In this case, the ALJ determined at step one of the sequential process that Plaintiff has not engaged in substantial gainful activity since June 25, 2008, the alleged onset date. (AR 11.)

At step two, the ALJ determined that Plaintiff has the following combination of medically determinable severe impairments: asthma; hypertension; and bipolar disorder, mixed, with psychosis. (AR 11.

At step three, the ALJ determined that Plaintiff does not have an impairment or combination of impairments that meets or medically equals one of the listed impairments. (AR 14-15.)

The ALJ then found that the Plaintiff had the RFC to perform medium work with the following limitations:

Lift/carry 50 pounds occasionally and 25 pounds frequently; sit/stand/walk six hours out of eight-hour workday; all postural activities are frequent; avoid all exposure to fumes, odors, dusts, gases, poor ventilation; avoid working at heights and around machinery; limited to simple, repetitive work with limited contact with others. (AR 15.) In determining this RFC, the ALJ also made an adverse credibility determination, which is not challenged. (AR 16.)

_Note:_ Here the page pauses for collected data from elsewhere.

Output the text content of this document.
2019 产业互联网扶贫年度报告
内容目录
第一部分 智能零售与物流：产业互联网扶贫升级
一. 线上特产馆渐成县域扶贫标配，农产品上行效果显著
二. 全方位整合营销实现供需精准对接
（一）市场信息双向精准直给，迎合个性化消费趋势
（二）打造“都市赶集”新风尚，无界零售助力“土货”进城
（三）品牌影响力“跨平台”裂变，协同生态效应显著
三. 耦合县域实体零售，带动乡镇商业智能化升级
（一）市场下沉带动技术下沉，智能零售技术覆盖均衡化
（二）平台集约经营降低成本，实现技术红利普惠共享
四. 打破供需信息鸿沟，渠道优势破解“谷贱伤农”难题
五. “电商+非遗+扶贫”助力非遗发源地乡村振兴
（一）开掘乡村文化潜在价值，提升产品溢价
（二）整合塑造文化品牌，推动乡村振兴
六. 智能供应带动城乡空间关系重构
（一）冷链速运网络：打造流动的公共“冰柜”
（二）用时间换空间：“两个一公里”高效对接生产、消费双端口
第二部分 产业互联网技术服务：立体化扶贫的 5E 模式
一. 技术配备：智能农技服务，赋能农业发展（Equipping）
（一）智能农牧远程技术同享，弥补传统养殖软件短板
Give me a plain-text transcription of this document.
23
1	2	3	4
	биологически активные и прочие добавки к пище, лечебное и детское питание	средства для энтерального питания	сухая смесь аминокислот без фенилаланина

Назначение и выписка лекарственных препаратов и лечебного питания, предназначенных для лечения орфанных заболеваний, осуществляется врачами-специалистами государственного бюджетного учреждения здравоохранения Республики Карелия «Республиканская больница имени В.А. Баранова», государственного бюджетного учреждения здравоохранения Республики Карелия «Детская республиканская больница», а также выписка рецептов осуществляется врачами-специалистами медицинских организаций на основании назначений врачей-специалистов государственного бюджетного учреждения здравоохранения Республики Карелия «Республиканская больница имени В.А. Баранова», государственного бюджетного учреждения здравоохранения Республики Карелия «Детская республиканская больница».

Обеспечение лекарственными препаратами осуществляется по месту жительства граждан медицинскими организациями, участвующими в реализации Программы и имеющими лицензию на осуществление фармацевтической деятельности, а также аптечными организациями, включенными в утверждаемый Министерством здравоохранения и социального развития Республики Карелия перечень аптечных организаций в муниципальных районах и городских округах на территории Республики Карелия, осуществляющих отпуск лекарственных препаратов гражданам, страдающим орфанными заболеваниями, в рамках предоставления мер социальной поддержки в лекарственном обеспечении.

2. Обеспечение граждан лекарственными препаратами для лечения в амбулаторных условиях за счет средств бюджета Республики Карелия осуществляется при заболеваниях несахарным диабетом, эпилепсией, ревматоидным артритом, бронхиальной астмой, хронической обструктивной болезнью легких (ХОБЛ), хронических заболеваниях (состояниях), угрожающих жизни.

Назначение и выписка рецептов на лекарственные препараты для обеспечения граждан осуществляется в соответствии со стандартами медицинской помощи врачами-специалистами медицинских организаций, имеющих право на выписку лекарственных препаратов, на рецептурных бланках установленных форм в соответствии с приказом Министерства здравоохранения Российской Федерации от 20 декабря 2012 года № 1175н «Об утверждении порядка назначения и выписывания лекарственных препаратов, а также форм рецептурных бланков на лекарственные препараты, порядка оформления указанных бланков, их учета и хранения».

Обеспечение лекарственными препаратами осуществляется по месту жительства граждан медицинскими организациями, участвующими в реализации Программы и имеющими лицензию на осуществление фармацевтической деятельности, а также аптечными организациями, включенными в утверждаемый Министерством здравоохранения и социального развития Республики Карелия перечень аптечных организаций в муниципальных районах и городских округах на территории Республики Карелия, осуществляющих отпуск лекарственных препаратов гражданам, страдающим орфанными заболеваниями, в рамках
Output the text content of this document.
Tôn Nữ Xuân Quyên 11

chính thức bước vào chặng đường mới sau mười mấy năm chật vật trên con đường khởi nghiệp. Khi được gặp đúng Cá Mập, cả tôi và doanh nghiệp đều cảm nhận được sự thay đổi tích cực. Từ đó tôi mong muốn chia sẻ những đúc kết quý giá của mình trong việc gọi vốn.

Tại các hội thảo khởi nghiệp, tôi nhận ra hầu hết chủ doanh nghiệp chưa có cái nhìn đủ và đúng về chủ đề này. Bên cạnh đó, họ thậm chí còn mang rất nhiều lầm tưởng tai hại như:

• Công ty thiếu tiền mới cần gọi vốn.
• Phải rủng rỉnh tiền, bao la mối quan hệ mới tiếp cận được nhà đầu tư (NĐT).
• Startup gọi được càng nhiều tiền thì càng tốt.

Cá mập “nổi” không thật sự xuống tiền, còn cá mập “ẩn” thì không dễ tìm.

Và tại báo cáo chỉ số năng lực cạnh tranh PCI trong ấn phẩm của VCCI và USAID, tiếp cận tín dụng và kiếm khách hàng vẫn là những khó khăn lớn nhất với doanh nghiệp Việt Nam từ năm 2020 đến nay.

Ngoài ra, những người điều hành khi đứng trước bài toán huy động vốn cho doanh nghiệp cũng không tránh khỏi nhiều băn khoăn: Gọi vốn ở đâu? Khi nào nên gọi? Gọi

At step four, the ALJ found that Plaintiff is unable to perform her past relevant work as a security guard, greeter and credit card processor. (AR 16.) The ALJ, however, did find there were other jobs existing in significant numbers in the national economy that Plaintiff can perform, such as hand packager, laundry worker and janitor. (AR 17-18.)

Consequently, the ALJ concluded that Claimant is not disabled within the meaning of the Social Security Act. (AR 18.)

DISCUSSION

At the hearing, Plaintiff testified that the day before the hearing her knees locked and she passed out. (AR 39, 40, 42.) The ALJ noted that medical records show no limitations regarding joint pain in her knees. (AR 16.) Additionally, Plaintiff's mental impairments are mild and do not preclude work. (AR 12-14, 16.) As a result, the ALJ assessed Plaintiff with an RFC for medium work with limitations, including simple repetitive work with limited contact with others. (AR 15.)

At the hearing, Plaintiff testified that her hands shake so badly she cannot fill out a job application. (AR 50.) Her friend Ed Harvey testified that Plaintiff "gets very shaky and she can't sign papers." (AR 54.) On the basis of this testimony, Plaintiff challenges the ALJ's RFC and step five determination that Plaintiff can perform other jobs in the national economy.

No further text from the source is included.